Group That Targets AIDS in Black Churches Expands Focus

WASHINGTON (RNS) An organization that has worked for almost two decades to encourage black houses of worship to fight the AIDS epidemic has expanded its focus to address additional health issues.


Pernessa Seele, the founder and CEO of The Balm in Gilead, told dozens of Washington-area black religious leaders Tuesday (July 10) that her organization is also focusing on cervical cancer and hepatitis C.

“We know that HIV is not the only issue that we must address as a people,” Seele told the gathering at a Washington restaurant.
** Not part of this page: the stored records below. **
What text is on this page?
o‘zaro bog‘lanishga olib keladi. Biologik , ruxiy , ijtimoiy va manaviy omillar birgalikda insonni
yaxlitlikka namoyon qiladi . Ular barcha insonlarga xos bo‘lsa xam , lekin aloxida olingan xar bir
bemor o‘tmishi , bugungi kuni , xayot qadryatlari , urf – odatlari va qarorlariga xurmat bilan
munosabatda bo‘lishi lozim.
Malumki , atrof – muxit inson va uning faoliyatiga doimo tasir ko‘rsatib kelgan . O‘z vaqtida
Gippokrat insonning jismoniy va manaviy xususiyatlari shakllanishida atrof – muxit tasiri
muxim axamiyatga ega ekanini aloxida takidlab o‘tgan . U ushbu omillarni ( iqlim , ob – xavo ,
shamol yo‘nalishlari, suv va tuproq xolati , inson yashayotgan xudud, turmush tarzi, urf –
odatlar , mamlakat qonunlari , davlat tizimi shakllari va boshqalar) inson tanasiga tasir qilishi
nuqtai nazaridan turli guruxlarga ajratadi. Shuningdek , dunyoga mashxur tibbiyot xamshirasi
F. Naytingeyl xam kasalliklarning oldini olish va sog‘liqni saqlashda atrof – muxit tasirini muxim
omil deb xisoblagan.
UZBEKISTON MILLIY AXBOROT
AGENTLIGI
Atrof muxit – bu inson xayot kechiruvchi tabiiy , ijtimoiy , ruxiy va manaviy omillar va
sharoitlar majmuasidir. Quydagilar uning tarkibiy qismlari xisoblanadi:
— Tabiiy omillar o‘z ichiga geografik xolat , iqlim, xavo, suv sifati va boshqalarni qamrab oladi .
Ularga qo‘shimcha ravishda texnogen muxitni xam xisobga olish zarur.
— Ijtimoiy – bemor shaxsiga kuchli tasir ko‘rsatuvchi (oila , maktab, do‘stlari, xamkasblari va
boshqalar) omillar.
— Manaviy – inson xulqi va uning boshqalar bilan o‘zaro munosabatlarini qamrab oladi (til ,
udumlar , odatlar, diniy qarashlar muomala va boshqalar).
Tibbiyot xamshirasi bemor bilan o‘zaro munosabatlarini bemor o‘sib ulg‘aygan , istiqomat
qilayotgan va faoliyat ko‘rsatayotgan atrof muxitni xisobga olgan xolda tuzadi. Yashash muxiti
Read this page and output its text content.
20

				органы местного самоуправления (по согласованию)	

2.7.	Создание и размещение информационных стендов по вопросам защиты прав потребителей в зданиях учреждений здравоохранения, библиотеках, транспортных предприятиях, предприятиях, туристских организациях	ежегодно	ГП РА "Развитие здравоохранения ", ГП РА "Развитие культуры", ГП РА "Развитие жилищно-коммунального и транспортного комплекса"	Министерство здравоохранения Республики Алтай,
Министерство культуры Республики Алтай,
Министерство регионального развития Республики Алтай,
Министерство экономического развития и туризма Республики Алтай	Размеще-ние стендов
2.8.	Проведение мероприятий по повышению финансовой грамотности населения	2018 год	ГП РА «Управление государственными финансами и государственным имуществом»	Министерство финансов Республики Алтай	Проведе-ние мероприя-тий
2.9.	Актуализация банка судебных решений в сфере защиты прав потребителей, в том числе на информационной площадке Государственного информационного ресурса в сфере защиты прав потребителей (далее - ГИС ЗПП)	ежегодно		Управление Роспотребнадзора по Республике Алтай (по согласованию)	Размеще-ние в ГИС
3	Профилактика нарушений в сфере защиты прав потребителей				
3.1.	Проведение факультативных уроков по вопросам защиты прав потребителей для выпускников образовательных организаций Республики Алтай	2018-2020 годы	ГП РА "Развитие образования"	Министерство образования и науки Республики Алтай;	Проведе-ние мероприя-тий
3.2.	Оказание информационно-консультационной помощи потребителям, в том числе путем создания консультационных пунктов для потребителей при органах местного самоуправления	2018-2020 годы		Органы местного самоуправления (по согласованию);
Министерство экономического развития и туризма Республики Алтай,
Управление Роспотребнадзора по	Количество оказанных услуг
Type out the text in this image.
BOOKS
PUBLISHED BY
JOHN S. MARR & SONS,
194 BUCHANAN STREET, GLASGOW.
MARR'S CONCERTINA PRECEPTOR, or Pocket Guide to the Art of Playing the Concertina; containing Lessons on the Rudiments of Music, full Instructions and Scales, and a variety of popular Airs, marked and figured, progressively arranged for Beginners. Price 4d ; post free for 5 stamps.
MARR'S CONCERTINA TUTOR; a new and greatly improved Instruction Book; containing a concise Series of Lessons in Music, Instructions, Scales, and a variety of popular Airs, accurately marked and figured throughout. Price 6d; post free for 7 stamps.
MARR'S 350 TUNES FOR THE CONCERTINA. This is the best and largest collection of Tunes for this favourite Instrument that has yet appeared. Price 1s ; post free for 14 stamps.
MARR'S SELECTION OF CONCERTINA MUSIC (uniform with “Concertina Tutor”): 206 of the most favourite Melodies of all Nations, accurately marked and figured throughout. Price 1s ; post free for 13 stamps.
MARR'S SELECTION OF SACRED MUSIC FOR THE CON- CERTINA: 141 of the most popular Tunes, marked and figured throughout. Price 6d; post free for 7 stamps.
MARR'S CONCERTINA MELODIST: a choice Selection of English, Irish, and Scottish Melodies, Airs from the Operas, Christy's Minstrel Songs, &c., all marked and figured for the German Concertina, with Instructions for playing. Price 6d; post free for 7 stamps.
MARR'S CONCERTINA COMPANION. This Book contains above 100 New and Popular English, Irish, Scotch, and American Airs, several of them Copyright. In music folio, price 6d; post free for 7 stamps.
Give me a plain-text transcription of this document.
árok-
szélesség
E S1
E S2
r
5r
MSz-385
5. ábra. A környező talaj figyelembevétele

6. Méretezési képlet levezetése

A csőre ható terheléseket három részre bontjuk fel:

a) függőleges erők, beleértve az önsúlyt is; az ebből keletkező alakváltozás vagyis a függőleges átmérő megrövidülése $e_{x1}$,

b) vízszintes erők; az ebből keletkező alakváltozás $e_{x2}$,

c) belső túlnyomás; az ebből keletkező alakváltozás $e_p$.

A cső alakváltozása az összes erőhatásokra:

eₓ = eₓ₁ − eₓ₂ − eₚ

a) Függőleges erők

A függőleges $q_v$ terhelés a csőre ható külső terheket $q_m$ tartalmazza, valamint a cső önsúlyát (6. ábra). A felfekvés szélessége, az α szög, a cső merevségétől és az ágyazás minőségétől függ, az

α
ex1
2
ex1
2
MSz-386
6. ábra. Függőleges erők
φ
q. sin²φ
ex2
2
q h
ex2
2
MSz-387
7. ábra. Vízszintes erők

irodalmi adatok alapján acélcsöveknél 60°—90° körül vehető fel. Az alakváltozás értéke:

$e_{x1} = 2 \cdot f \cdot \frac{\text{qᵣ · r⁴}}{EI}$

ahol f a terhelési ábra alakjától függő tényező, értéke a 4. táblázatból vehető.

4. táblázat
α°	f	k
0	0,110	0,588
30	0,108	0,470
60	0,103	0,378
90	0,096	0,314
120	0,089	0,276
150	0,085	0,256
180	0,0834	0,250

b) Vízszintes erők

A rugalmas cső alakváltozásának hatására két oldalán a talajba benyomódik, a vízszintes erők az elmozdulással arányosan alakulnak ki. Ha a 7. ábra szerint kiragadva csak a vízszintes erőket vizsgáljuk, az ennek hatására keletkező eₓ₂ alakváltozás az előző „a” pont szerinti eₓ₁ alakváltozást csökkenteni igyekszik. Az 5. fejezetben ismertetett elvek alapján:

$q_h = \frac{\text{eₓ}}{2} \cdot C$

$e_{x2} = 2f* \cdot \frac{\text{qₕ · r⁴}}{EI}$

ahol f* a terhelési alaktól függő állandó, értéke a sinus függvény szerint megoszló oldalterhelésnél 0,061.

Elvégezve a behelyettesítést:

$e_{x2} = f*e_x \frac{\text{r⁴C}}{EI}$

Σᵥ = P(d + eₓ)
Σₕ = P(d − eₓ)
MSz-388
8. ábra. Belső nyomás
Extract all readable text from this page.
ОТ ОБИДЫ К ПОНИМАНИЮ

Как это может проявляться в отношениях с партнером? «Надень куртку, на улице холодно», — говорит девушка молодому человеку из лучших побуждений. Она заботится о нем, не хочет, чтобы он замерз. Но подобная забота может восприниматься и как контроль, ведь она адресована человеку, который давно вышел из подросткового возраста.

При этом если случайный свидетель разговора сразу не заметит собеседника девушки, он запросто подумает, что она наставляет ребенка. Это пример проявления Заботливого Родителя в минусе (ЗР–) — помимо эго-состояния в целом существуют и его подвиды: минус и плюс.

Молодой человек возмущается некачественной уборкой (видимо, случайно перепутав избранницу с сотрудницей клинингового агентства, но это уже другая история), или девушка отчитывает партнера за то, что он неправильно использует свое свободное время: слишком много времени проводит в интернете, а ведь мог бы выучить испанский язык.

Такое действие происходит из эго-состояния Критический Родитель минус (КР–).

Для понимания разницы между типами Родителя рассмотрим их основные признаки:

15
The Richmond, Va.-based organization, which relocated from New York last year, also announced plans to create the African American Faith-based Health Policy Institute through its new Washington office. That institute will provide education and advocacy training for African-American faith communities on health issues like HIV/AIDS, cervical cancer and health disparities, focusing particularly on African-American women and girls.

“We want to train people in the faith community to become more involved in holding their elected officials accountable,” said the Rev. Susan Newman, director of the organization’s Washington office, in an interview. That office opened in September.

“We need to do more than just pray. … Prayer is the first action step. The next one is to talk about what’s wrong and then make sure our elected officials are held accountable and do something about that.”

Leslie Watson-Malachi, the organization’s national policy director, said it will work with congregations and denominations to encourage them to view public policy and the promotion of good health as “a unique part of our spiritual life.”

Founded 18 years ago, the Balm in Gilead holds annual events to encourage churches to promote HIV testing, pray about their role in addressing AIDS and strengthen their work on public health issues.

_ Adelle M. Banks

Cathedral Says Sony Apology Doesn’t Go Far Enough

(RNS) After releasing a video game depicting a bloody shootout in England’s Manchester Cathedral, Sony’s public apology is too little, too late, according to church officials.


“We asked them to apologize. … This they have done. We asked them to withdraw the game. They have refused to do this,” said the Very Rev. Rogers Govender, dean of Manchester Cathedral, in a statement.

Sony did not ask permission to use the cathedral’s likeness in “Resistance: Fall of Man,” a game designed for Playstation III. A climactic shooting scene did not sit well with Anglican clergy at Manchester Cathedral, where preventing gun violence is a central outreach campaign.

Sony apologized in a July 6 letter to the editor of the Manchester Evening News.

“It was never our intention to offend anyone in the making of this game,” said David Reeves, president of Sony Computer Entertainment Europe. “We would like to apologize unreservedly to them for causing that offense.”

But clergy say the church won’t be satisfied until the game is recalled. According to the Times of London, lawyers representing the two sides are still “in conversation” about Govender’s requests, which also include a demand that Sony donate to community groups as recompense.

_ Michelle Rindels

Quote of the Day: John Shelton Reed, friend of the late Doug Marlette

(RNS) “I can’t think of a religious group he didn’t offend. He even did a cartoon that upset the Episcopalians, and you know how hard it is to upset Episcopalians.”


_ John Shelton Reed, a longtime friend of the late editorial cartoonist Doug Marlette, who died Tuesday (July 10) in a Mississippi car crash. Reed, who helped form the Center for the Study of the American South at the University of North Carolina, was quoted by The Washington Post.